Details
- NVIDIA AI has released SANA-WM, a 2.6B-parameter open source world model for long-horizon video generation.
- The model is natively trained to generate up to 60-second videos from a single image plus a specified camera trajectory.
- It runs on a single GPU, making controllable 3D-like world synthesis more accessible to researchers and developers.
- The architecture includes Hybrid Linear Attention to improve efficiency and throughput on long video sequences.
- Dual-Branch Camera Control is used to follow user-defined camera paths more accurately while preserving scene coherence.
- A two-stage generation pipeline separates coarse scene evolution from higher-fidelity refinement to maintain visual quality over long durations.
- A robust annotation pipeline underpins the training data, enabling improved action-following and camera control conditioning.

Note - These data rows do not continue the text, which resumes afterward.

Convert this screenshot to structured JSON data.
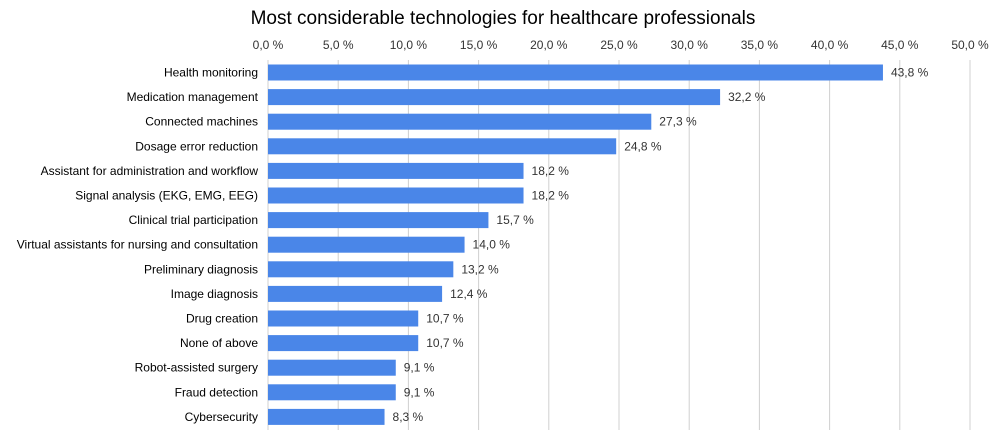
{
  "chart_data": {
    "type": "bar",
    "orientation": "horizontal",
    "title": "Most considerable technologies for healthcare professionals",
    "categories": [
      "Health monitoring",
      "Medication management",
      "Connected machines",
      "Dosage error reduction",
      "Assistant for administration and workflow",
      "Signal analysis (EKG, EMG, EEG)",
      "Clinical trial participation",
      "Virtual assistants for nursing and consultation",
      "Preliminary diagnosis",
      "Image diagnosis",
      "Drug creation",
      "None of above",
      "Robot-assisted surgery",
      "Fraud detection",
      "Cybersecurity"
    ],
    "values": [
      43.8,
      32.2,
      27.3,
      24.8,
      18.2,
      18.2,
      15.7,
      14.0,
      13.2,
      12.4,
      10.7,
      10.7,
      9.1,
      9.1,
      8.3
    ],
    "value_labels": [
      "43,8 %",
      "32,2 %",
      "27,3 %",
      "24,8 %",
      "18,2 %",
      "18,2 %",
      "15,7 %",
      "14,0 %",
      "13,2 %",
      "12,4 %",
      "10,7 %",
      "10,7 %",
      "9,1 %",
      "9,1 %",
      "8,3 %"
    ],
    "x_ticks": [
      "0,0 %",
      "5,0 %",
      "10,0 %",
      "15,0 %",
      "20,0 %",
      "25,0 %",
      "30,0 %",
      "35,0 %",
      "40,0 %",
      "45,0 %",
      "50,0 %"
    ],
    "xlim": [
      0,
      50
    ],
    "x_axis_position": "top",
    "grid": true,
    "legend": "none",
    "bar_color": "#4a86e8"
  }
}
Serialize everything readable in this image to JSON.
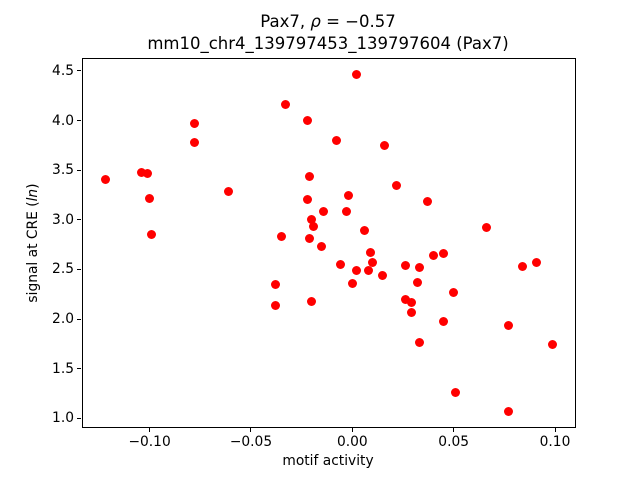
{
  "title": {
    "line1_prefix": "Pax7, ",
    "line1_rho": "ρ",
    "line1_suffix": " = −0.57",
    "line2": "mm10_chr4_139797453_139797604 (Pax7)"
  },
  "chart_data": {
    "type": "scatter",
    "title": "Pax7, ρ = −0.57",
    "subtitle": "mm10_chr4_139797453_139797604 (Pax7)",
    "xlabel": "motif activity",
    "ylabel": "signal at CRE (ln)",
    "ylabel_parts": {
      "prefix": "signal at CRE (",
      "italic": "ln",
      "suffix": ")"
    },
    "marker_color": "#ff0000",
    "grid": false,
    "legend": null,
    "xlim": [
      -0.1336,
      0.1103
    ],
    "ylim": [
      0.905,
      4.629
    ],
    "x_ticks": [
      -0.1,
      -0.05,
      0.0,
      0.05,
      0.1
    ],
    "x_tick_labels": [
      "−0.10",
      "−0.05",
      "0.00",
      "0.05",
      "0.10"
    ],
    "y_ticks": [
      1.0,
      1.5,
      2.0,
      2.5,
      3.0,
      3.5,
      4.0,
      4.5
    ],
    "y_tick_labels": [
      "1.0",
      "1.5",
      "2.0",
      "2.5",
      "3.0",
      "3.5",
      "4.0",
      "4.5"
    ],
    "points": [
      [
        -0.122,
        3.41
      ],
      [
        -0.104,
        3.48
      ],
      [
        -0.101,
        3.47
      ],
      [
        -0.1,
        3.22
      ],
      [
        -0.099,
        2.85
      ],
      [
        -0.078,
        3.97
      ],
      [
        -0.078,
        3.78
      ],
      [
        -0.061,
        3.29
      ],
      [
        -0.038,
        2.35
      ],
      [
        -0.038,
        2.14
      ],
      [
        -0.035,
        2.83
      ],
      [
        -0.033,
        4.16
      ],
      [
        -0.022,
        4.0
      ],
      [
        -0.021,
        3.44
      ],
      [
        -0.022,
        3.2
      ],
      [
        -0.02,
        3.0
      ],
      [
        -0.019,
        2.93
      ],
      [
        -0.021,
        2.81
      ],
      [
        -0.02,
        2.18
      ],
      [
        -0.014,
        3.08
      ],
      [
        -0.015,
        2.73
      ],
      [
        -0.008,
        3.8
      ],
      [
        -0.006,
        2.55
      ],
      [
        -0.003,
        3.08
      ],
      [
        -0.002,
        3.25
      ],
      [
        0.0,
        2.36
      ],
      [
        0.002,
        4.46
      ],
      [
        0.002,
        2.49
      ],
      [
        0.006,
        2.89
      ],
      [
        0.008,
        2.49
      ],
      [
        0.009,
        2.67
      ],
      [
        0.01,
        2.57
      ],
      [
        0.015,
        2.44
      ],
      [
        0.016,
        3.75
      ],
      [
        0.022,
        3.35
      ],
      [
        0.026,
        2.54
      ],
      [
        0.026,
        2.2
      ],
      [
        0.029,
        2.17
      ],
      [
        0.029,
        2.07
      ],
      [
        0.032,
        2.37
      ],
      [
        0.033,
        2.52
      ],
      [
        0.033,
        1.76
      ],
      [
        0.037,
        3.18
      ],
      [
        0.04,
        2.64
      ],
      [
        0.045,
        2.66
      ],
      [
        0.045,
        1.98
      ],
      [
        0.05,
        2.27
      ],
      [
        0.051,
        1.26
      ],
      [
        0.066,
        2.92
      ],
      [
        0.077,
        1.93
      ],
      [
        0.077,
        1.07
      ],
      [
        0.084,
        2.53
      ],
      [
        0.091,
        2.57
      ],
      [
        0.099,
        1.74
      ]
    ]
  }
}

- NVIDIA has open sourced the full project, including paper, code, and model checkpoints, for community experimentation and extension.
Impact
By open sourcing a long-horizon, camera-controllable world model that fits on a single GPU, NVIDIA lowers the barrier to experimenting with simulation-style video generation, an area of interest for robotics, gaming, and digital content creation. This move pressures rivals in generative video and world models to match openness and controllability, and could accelerate research into agent training, embodied AI, and data-efficient simulation, especially for labs and startups without large compute budgets.